Statement by Ambassador Barbara Woodward, UK Permanent Representative to the UN, at the UN Security Council meeting on Ukraine.
Colleagues, the world has rallied around President Trump's call for an immediate and unconditional ceasefire. Ukraine has agreed. And we echo that call once again today.
Yet week after week, night after night, we see the number of Russian assaults grow.
June was the deadliest month yet, and July is on track to be even deadlier.
This makes a mockery of the diplomacy that Russia claims to support.
And the consequences are ever more devastating for the people of Ukraine.
Across five nights from the 18 to 23 July, Russia launched over 940 drones and 59 missiles at Ukrainian cities, killing 20 civilians and injuring a further 216.
Just days before, a record-breaking 728 long-range drones were launched on Ukraine in a single day.
Since the start of the invasion, over 13,500 civilians have been killed and more than 34,000 injured. This includes more than 200 children killed or injured since March alone.
We cannot allow ourselves to become desensitised to these figures. Behind each Russian strike there is a person, a family, a community whose lives have been torn apart by Russia's brutal military invasion.
The Shygyds are one such family. On 5 June, as a Ukrainian firefighter arrived at the scene of a Russian attack on Chernihiv, he discovered that his wife, his daughter, and his grandson had all been killed.

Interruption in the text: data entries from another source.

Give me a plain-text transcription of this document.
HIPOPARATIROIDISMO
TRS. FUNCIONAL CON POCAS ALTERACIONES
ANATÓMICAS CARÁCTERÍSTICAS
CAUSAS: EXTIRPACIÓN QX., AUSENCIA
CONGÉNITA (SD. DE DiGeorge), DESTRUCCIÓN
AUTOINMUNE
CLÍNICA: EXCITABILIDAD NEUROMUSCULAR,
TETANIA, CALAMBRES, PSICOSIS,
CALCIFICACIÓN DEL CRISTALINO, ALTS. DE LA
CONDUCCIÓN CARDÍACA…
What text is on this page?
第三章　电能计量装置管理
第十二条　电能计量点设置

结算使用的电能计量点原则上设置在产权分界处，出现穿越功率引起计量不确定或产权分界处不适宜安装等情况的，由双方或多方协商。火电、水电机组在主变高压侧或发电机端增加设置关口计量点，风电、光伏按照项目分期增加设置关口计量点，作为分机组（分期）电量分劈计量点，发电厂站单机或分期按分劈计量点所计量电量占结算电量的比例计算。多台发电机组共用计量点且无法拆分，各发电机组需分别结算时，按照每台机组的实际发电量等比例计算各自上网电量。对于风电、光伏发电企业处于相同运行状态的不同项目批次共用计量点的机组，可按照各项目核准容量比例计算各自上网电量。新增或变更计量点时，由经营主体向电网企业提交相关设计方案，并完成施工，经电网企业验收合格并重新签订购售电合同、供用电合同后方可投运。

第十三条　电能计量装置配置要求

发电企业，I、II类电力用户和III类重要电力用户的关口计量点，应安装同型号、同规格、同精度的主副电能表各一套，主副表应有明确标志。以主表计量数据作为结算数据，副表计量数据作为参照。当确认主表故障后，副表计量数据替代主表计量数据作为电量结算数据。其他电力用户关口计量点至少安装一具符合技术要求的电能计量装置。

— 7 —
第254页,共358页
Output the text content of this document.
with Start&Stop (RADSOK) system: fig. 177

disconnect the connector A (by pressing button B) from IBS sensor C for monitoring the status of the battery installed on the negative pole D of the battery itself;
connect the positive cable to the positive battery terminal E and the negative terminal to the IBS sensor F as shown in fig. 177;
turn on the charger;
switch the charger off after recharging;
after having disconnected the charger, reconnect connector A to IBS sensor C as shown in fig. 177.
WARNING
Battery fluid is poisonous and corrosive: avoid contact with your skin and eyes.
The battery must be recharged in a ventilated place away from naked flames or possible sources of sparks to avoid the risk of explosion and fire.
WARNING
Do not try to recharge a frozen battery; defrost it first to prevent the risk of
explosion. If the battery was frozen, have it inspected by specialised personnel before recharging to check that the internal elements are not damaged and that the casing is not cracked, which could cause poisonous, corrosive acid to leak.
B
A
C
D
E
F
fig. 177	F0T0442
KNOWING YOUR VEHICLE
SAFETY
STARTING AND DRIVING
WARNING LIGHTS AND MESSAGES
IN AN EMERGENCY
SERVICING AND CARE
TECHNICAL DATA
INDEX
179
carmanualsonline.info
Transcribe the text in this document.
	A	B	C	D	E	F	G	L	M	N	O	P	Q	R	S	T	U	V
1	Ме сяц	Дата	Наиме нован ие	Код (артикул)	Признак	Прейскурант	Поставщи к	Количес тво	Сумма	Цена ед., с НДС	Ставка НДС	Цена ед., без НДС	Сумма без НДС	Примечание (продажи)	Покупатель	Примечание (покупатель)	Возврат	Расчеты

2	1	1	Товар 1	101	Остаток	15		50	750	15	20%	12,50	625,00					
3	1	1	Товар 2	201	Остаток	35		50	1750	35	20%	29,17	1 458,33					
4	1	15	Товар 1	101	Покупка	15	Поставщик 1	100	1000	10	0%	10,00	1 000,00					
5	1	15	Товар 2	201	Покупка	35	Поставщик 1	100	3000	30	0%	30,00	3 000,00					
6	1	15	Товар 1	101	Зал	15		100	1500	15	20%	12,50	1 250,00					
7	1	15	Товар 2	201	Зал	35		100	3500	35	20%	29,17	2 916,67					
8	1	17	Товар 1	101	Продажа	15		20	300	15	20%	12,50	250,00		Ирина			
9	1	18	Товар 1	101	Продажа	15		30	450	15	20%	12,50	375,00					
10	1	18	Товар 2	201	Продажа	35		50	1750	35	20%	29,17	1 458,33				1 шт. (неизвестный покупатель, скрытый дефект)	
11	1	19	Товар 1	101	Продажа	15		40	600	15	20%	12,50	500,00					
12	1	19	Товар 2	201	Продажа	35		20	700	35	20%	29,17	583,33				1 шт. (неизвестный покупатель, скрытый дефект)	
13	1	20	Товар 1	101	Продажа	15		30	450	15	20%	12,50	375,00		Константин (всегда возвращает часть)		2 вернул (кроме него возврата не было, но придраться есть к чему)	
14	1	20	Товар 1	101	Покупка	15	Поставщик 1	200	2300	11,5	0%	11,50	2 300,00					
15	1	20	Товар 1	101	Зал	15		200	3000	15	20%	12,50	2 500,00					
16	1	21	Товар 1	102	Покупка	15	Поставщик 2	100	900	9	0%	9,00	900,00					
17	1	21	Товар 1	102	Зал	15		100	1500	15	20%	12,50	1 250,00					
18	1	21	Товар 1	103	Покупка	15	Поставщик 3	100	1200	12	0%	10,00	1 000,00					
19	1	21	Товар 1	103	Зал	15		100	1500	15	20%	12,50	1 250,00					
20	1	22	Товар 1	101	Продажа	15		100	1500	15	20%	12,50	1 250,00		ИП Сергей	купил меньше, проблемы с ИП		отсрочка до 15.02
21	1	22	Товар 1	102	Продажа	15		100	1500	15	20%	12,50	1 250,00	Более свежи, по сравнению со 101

His grandson was only a year old. Three generations lost to cold-blooded Russian brutality in just one night.
This is not an isolated incident. Families like The Shygyds are being torn apart across Ukraine and have been since February 2022.
Russia has a clear and unqualified obligation to uphold the UN Charter.
Russia also has an obligation to respect the Geneva Conventions and to the protection of civilians under international humanitarian law. There is simply no justification for brutal aggression like this.
The reality is clear: Ukraine, a country illegally invaded by Russia, continues to show its commitment to peace. But President Putin prefers war.
He is shunning diplomatic efforts made in good faith to bring an end to this horror, a horror of his own making.
There is no ambiguity about what needs to come next.
It is time for Russia to stop prevaricating and agree to an immediate and unconditional ceasefire, as the first step towards a just and lasting peace.